Eine Frau steht vor dem Schloss des deutschen Präsidenten. Sie hat sich in eine weiße Fahne gehüllt gegen die Kälte – und gegen den Krieg, den dieser Präsident da drin, so sieht sie das, provozieren will. Auf der Fahne steht: "Unsere Kinder wollen Leben!" Ja, wer wollte da widersprechen? Ein paar Meter weiter schwenkt ein junger Mann eine russische Fahne. Und auf der Bühne steht der ewige Eugen Drewermann, Theologe und Friedensaktivist seit Jahrzehnten, wirft erst der deutschen Politik Geschichtsvergessenheit vor, um dann zu poltern: "Die Nato ist das aggressivste Bündnis, das die Menschheit je gesehen hat."

Ja, es ist ein merkwürdiges, überbreites und doch sehr schmales Bündnis, das sich hier zusammengefunden hat. Breit ist es, weil anscheinend Alt-Linke und Neu-Rechte darin sehr gut zusammenpassen. Rote Flaggen der Deutschen Kommunistischen Partei (DKP) wehen, daneben steht der Wagen der neuen Montagsmahnwachen, unter deren Dach sich verschiedenste Verschwörungstheoretiker und "Reichsbürger" versammeln. Dazu kommen Mitglieder der "Gewerkschaft Erziehung und Wissenschaft" und Atomkraftgegner, "Radio Castor" fährt ganz hinten im Zug und beschallt die Demonstranten. Ein Mann vom globalisierungskritischen Netzwerk Attac hält eine Rede und der Vorsitzende der "Naturfreunde" hat ein Grußwort geschickt.

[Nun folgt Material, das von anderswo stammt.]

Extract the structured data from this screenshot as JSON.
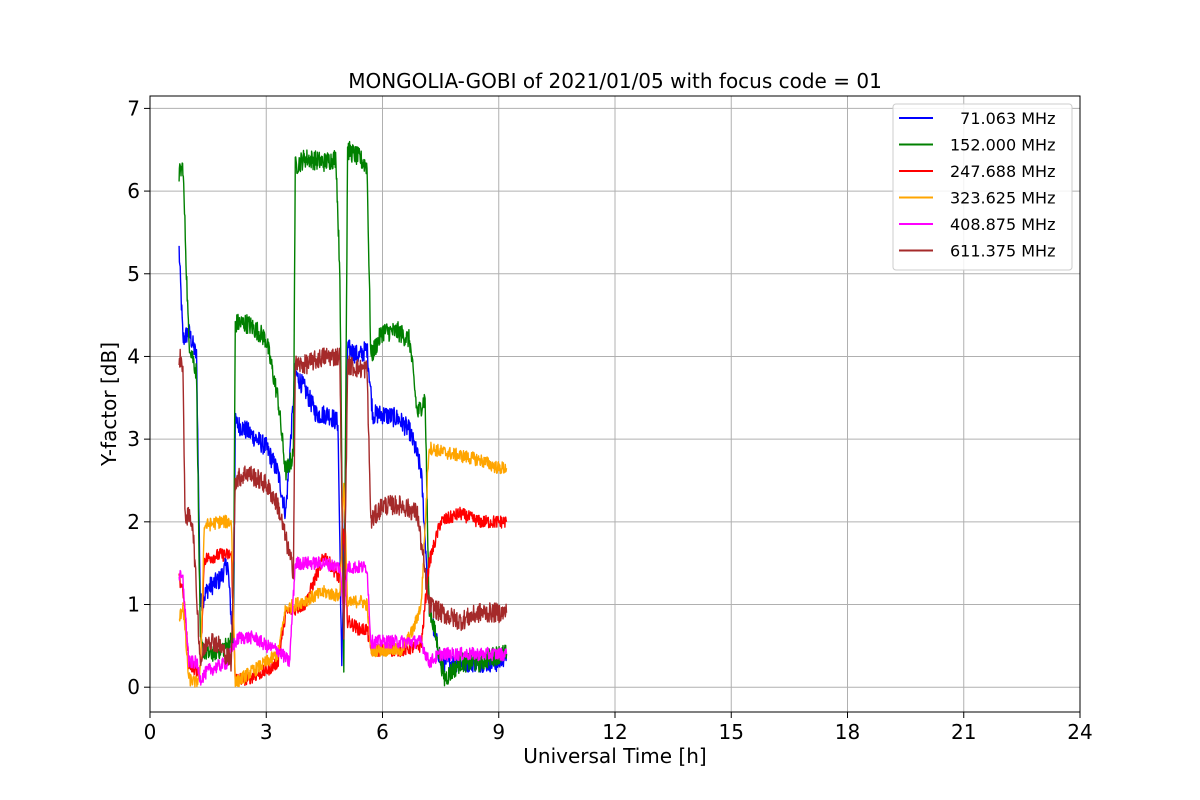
{
  "chart_data": {
    "type": "line",
    "title": "MONGOLIA-GOBI of 2021/01/05 with focus code = 01",
    "xlabel": "Universal Time [h]",
    "ylabel": "Y-factor [dB]",
    "xlim": [
      0,
      24
    ],
    "ylim": [
      -0.3,
      7.15
    ],
    "xticks": [
      0,
      3,
      6,
      9,
      12,
      15,
      18,
      21,
      24
    ],
    "yticks": [
      0,
      1,
      2,
      3,
      4,
      5,
      6,
      7
    ],
    "grid": true,
    "legend_position": "top-right",
    "noise_amplitude_note": "",
    "series": [
      {
        "name": "  71.063 MHz",
        "color": "#0000ff",
        "noise": 0.12,
        "points": [
          [
            0.75,
            5.3
          ],
          [
            0.85,
            4.2
          ],
          [
            1.0,
            4.3
          ],
          [
            1.2,
            4.0
          ],
          [
            1.3,
            1.0
          ],
          [
            1.5,
            1.2
          ],
          [
            1.8,
            1.3
          ],
          [
            2.0,
            1.5
          ],
          [
            2.15,
            0.5
          ],
          [
            2.2,
            3.2
          ],
          [
            2.5,
            3.1
          ],
          [
            3.0,
            2.9
          ],
          [
            3.3,
            2.6
          ],
          [
            3.5,
            2.1
          ],
          [
            3.75,
            3.8
          ],
          [
            4.0,
            3.6
          ],
          [
            4.3,
            3.3
          ],
          [
            4.6,
            3.3
          ],
          [
            4.85,
            3.2
          ],
          [
            4.95,
            0.2
          ],
          [
            5.1,
            4.1
          ],
          [
            5.4,
            4.0
          ],
          [
            5.6,
            4.1
          ],
          [
            5.75,
            3.3
          ],
          [
            6.0,
            3.3
          ],
          [
            6.4,
            3.25
          ],
          [
            6.7,
            3.1
          ],
          [
            6.9,
            2.8
          ],
          [
            7.0,
            2.6
          ],
          [
            7.2,
            1.0
          ],
          [
            7.5,
            0.3
          ],
          [
            8.0,
            0.3
          ],
          [
            8.5,
            0.3
          ],
          [
            9.0,
            0.3
          ],
          [
            9.2,
            0.4
          ]
        ]
      },
      {
        "name": "152.000 MHz",
        "color": "#008000",
        "noise": 0.12,
        "points": [
          [
            0.75,
            6.2
          ],
          [
            0.85,
            6.3
          ],
          [
            1.0,
            4.2
          ],
          [
            1.2,
            3.8
          ],
          [
            1.3,
            0.5
          ],
          [
            1.5,
            0.4
          ],
          [
            2.0,
            0.5
          ],
          [
            2.15,
            0.6
          ],
          [
            2.2,
            4.4
          ],
          [
            2.5,
            4.4
          ],
          [
            2.8,
            4.3
          ],
          [
            3.0,
            4.2
          ],
          [
            3.3,
            3.5
          ],
          [
            3.5,
            2.6
          ],
          [
            3.7,
            2.8
          ],
          [
            3.75,
            6.3
          ],
          [
            4.0,
            6.4
          ],
          [
            4.5,
            6.35
          ],
          [
            4.8,
            6.4
          ],
          [
            4.9,
            5.0
          ],
          [
            5.0,
            0.3
          ],
          [
            5.1,
            6.5
          ],
          [
            5.4,
            6.4
          ],
          [
            5.6,
            6.3
          ],
          [
            5.7,
            4.0
          ],
          [
            6.0,
            4.3
          ],
          [
            6.4,
            4.3
          ],
          [
            6.7,
            4.2
          ],
          [
            6.9,
            3.3
          ],
          [
            7.1,
            3.5
          ],
          [
            7.2,
            1.0
          ],
          [
            7.6,
            0.1
          ],
          [
            8.0,
            0.3
          ],
          [
            8.5,
            0.3
          ],
          [
            9.0,
            0.4
          ],
          [
            9.2,
            0.4
          ]
        ]
      },
      {
        "name": "247.688 MHz",
        "color": "#ff0000",
        "noise": 0.08,
        "points": [
          [
            0.75,
            1.3
          ],
          [
            0.85,
            1.2
          ],
          [
            1.0,
            0.3
          ],
          [
            1.2,
            0.2
          ],
          [
            1.3,
            0.2
          ],
          [
            1.4,
            1.55
          ],
          [
            1.8,
            1.6
          ],
          [
            2.1,
            1.6
          ],
          [
            2.2,
            0.1
          ],
          [
            2.5,
            0.1
          ],
          [
            3.0,
            0.2
          ],
          [
            3.3,
            0.3
          ],
          [
            3.5,
            0.9
          ],
          [
            4.0,
            1.0
          ],
          [
            4.5,
            1.6
          ],
          [
            4.9,
            1.3
          ],
          [
            5.0,
            1.9
          ],
          [
            5.1,
            0.8
          ],
          [
            5.4,
            0.7
          ],
          [
            5.6,
            0.7
          ],
          [
            5.7,
            0.45
          ],
          [
            6.0,
            0.45
          ],
          [
            6.5,
            0.45
          ],
          [
            7.0,
            0.5
          ],
          [
            7.2,
            1.5
          ],
          [
            7.5,
            2.0
          ],
          [
            8.0,
            2.1
          ],
          [
            8.5,
            2.0
          ],
          [
            9.0,
            2.0
          ],
          [
            9.2,
            2.0
          ]
        ]
      },
      {
        "name": "323.625 MHz",
        "color": "#ffa500",
        "noise": 0.08,
        "points": [
          [
            0.75,
            0.8
          ],
          [
            0.85,
            1.0
          ],
          [
            1.0,
            0.1
          ],
          [
            1.2,
            0.05
          ],
          [
            1.3,
            0.2
          ],
          [
            1.4,
            1.95
          ],
          [
            1.8,
            2.0
          ],
          [
            2.1,
            2.0
          ],
          [
            2.2,
            0.05
          ],
          [
            2.5,
            0.15
          ],
          [
            3.0,
            0.3
          ],
          [
            3.3,
            0.4
          ],
          [
            3.5,
            0.95
          ],
          [
            4.0,
            1.05
          ],
          [
            4.5,
            1.15
          ],
          [
            4.9,
            1.1
          ],
          [
            5.0,
            2.5
          ],
          [
            5.1,
            1.0
          ],
          [
            5.4,
            1.05
          ],
          [
            5.6,
            1.0
          ],
          [
            5.7,
            0.45
          ],
          [
            6.0,
            0.45
          ],
          [
            6.5,
            0.45
          ],
          [
            6.8,
            0.7
          ],
          [
            7.0,
            1.0
          ],
          [
            7.2,
            2.9
          ],
          [
            7.5,
            2.85
          ],
          [
            8.0,
            2.8
          ],
          [
            8.5,
            2.75
          ],
          [
            9.0,
            2.65
          ],
          [
            9.2,
            2.65
          ]
        ]
      },
      {
        "name": "408.875 MHz",
        "color": "#ff00ff",
        "noise": 0.08,
        "points": [
          [
            0.75,
            1.35
          ],
          [
            0.85,
            1.3
          ],
          [
            1.0,
            0.3
          ],
          [
            1.2,
            0.3
          ],
          [
            1.3,
            0.1
          ],
          [
            1.5,
            0.2
          ],
          [
            2.0,
            0.3
          ],
          [
            2.15,
            0.5
          ],
          [
            2.3,
            0.6
          ],
          [
            2.7,
            0.6
          ],
          [
            3.0,
            0.5
          ],
          [
            3.3,
            0.45
          ],
          [
            3.6,
            0.3
          ],
          [
            3.75,
            1.5
          ],
          [
            4.0,
            1.5
          ],
          [
            4.5,
            1.5
          ],
          [
            4.9,
            1.45
          ],
          [
            5.0,
            0.9
          ],
          [
            5.1,
            1.45
          ],
          [
            5.4,
            1.45
          ],
          [
            5.6,
            1.45
          ],
          [
            5.7,
            0.55
          ],
          [
            6.0,
            0.55
          ],
          [
            6.5,
            0.55
          ],
          [
            7.0,
            0.55
          ],
          [
            7.2,
            0.3
          ],
          [
            7.5,
            0.4
          ],
          [
            8.0,
            0.4
          ],
          [
            8.5,
            0.4
          ],
          [
            9.2,
            0.4
          ]
        ]
      },
      {
        "name": "611.375 MHz",
        "color": "#a52a2a",
        "noise": 0.12,
        "points": [
          [
            0.75,
            4.0
          ],
          [
            0.85,
            3.9
          ],
          [
            0.9,
            2.1
          ],
          [
            1.1,
            2.0
          ],
          [
            1.3,
            0.3
          ],
          [
            1.5,
            0.6
          ],
          [
            1.8,
            0.5
          ],
          [
            2.1,
            0.3
          ],
          [
            2.2,
            2.5
          ],
          [
            2.5,
            2.6
          ],
          [
            3.0,
            2.45
          ],
          [
            3.3,
            2.2
          ],
          [
            3.5,
            1.8
          ],
          [
            3.7,
            1.4
          ],
          [
            3.75,
            3.9
          ],
          [
            4.0,
            3.9
          ],
          [
            4.5,
            4.0
          ],
          [
            4.9,
            4.0
          ],
          [
            5.0,
            0.5
          ],
          [
            5.1,
            3.9
          ],
          [
            5.4,
            3.85
          ],
          [
            5.6,
            3.85
          ],
          [
            5.7,
            2.0
          ],
          [
            6.0,
            2.2
          ],
          [
            6.5,
            2.2
          ],
          [
            6.9,
            2.1
          ],
          [
            7.2,
            1.0
          ],
          [
            7.5,
            0.9
          ],
          [
            8.0,
            0.8
          ],
          [
            8.5,
            0.9
          ],
          [
            9.0,
            0.9
          ],
          [
            9.2,
            0.9
          ]
        ]
      }
    ]
  }
}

Breit ist das Bündnis auch, weil viele der Aussagen so allgemein sind, dass sie eigentlich gar keinen Effekt haben – außer, diejenigen zu wärmen, die sie äußern. So wie die Frau mit dem "Unsere Kinder wollen Leben"-Umhang. Oder den Mann mit dem "Mut zur Wahrheit – wir sind das Volk"-Schild. Oder den Redner, der die natürlich rhetorische Frage stellt: "Seit wann sind Profite wichtiger als Menschenleben?"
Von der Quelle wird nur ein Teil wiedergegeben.